# My puppy got a chicken



## vidpro23 (Jan 10, 2014)

My three and a half month old puppy got a chicken. I feel so bad (for the chicken) we were doing so well. The puppy sees them all day long through the fence, and walks through the chicken yard with me on the way to her stall every night and ignores them, but the gate latch must have bounced on me today and one got into the backyard. I was doing the dishes and looked out and thought "how did the puppy get a pillow?" as I saw white feathers flying around - sadly it was my chicken and she was pulling the feathers out of her butt. I think chicken will be ok,..but it sure looks terrible. I use a "leave it" command anytime I see her fixating on a small animal (or anything inappropriate) 

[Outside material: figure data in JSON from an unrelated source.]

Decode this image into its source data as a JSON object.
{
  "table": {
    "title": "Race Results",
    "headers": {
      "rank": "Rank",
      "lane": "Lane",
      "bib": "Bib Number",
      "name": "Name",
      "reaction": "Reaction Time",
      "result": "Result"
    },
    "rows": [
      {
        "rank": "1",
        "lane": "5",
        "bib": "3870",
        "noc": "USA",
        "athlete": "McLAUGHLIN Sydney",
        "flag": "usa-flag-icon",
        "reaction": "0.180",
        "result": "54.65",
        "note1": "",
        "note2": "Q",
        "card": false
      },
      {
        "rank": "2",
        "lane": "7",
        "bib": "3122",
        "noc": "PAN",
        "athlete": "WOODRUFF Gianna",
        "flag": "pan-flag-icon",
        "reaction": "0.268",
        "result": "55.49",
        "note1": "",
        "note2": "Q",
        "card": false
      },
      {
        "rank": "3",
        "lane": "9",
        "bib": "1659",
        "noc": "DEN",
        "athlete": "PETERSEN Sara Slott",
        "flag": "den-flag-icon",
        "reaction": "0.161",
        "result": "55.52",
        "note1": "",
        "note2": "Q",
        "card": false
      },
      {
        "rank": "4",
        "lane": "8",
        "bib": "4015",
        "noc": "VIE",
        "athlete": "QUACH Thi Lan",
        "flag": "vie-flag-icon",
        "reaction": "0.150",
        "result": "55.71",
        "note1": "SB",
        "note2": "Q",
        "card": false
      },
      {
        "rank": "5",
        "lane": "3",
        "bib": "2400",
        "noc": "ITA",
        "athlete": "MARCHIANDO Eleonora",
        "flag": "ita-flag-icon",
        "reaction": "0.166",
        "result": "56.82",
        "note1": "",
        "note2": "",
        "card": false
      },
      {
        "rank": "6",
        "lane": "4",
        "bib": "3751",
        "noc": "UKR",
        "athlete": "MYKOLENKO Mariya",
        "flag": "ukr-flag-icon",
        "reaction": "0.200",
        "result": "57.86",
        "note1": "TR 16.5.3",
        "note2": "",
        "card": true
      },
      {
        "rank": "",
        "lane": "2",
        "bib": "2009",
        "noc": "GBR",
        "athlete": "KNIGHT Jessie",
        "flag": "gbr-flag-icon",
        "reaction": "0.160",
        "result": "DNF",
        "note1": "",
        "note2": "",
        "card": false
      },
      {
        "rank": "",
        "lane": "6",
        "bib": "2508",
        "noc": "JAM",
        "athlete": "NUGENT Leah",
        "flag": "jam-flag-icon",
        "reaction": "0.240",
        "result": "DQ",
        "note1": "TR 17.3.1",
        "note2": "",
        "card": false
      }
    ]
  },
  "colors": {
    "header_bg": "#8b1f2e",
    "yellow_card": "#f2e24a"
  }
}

Does this happen? Any tips?


----------



## Muleman (Nov 8, 2013)

I am no expert on LGD. Had dogs all my life, but new to LGD's. I am sure someone will come along with better advice, but all I could say is make sure she is supervised anytime she is around them. You may even tempt her, buy letting her think she is by herself, but as soon as she shows interest, reprimand her. She undoubtable knows she is not supposed to kill them if she does not do it when you are around, so she surely thought know one was watching when she did it. Check on her at odd times and let her know you are there. Then she will never know when to expect you and may always wonder if you are watching. She is a puppy after all and they are going to do puppy stuff with all of that extra energy they have, mistakes will be made, but I would not say it is the end of the world. Just be glad you caught her in time, and hopefully gave her a good reprimand for it. That is my opinion anyway.


----------



## CAjerseychick (Aug 11, 2013)

Yup it happens, vet was out today (she has the 2 brothers of my pup) and says they dont really settle til 18 months old....


----------



## Maura (Jun 6, 2004)

She thinks the chickens are toys. You need closer supervision.


----------



## vidpro23 (Jan 10, 2014)

This was a one time accident of a gate not closing correctly and a hen getting out into a yard where they normally aren't. I watch her and interact with her more than a lot of LGD owners I imagine - we will continue with basic training

I will use some ideas in this article I found tonight http://www.anatoliandog.org/poultry.htm


----------



## hercsmama (Jan 15, 2004)

Accidents happen. Especially at that age. Remember she is just a baby, and will learn as she grows. Minimum 18 months, really closer to 2 years before they are totally trustworthy.
Just lot's of supervision, lecture the family about double checking gates, and give her time to grow up.


----------



## motdaugrnds (Jul 3, 2002)

I agree with others, i.e. she simply needs more supervision. (During my LGD's first year I caught her mauling one of my roosters; and my "uh uh" with a growl stopped that in its tracks. But if I hadn't been there, that just might have become a habit.)


----------



## vidpro23 (Jan 10, 2014)

She is doing much better. I try to walk her through the chicken yard every night and we sit amongst them. At 4.5 months old she is already taller than my GSD


----------



## hercsmama (Jan 15, 2004)

Excellent progress report!!:happy2:

She sure is a pretty girl, very nice.
She does look a bit too curious about that little RIR hen though, but that will fade in time. Just do not allow her alone with them, quite yet. Like I said before, lot's of supervision, and locked gates are her friend right now....


----------



## vidpro23 (Jan 10, 2014)

Oh yes still way too interested in them. Especially when they flap or squabble amongst themselves. But we are making slow progress


----------



## farmmaid (Jan 13, 2003)

After the second chicken was killed we took the chicken and tied it around the dogs neck, was there for 8 days and she slept in the garage. She NEVER did it again. It sounds bad, and it smelled, but cured her. She can napping in the sun and they pass within inches of her...nothing!


----------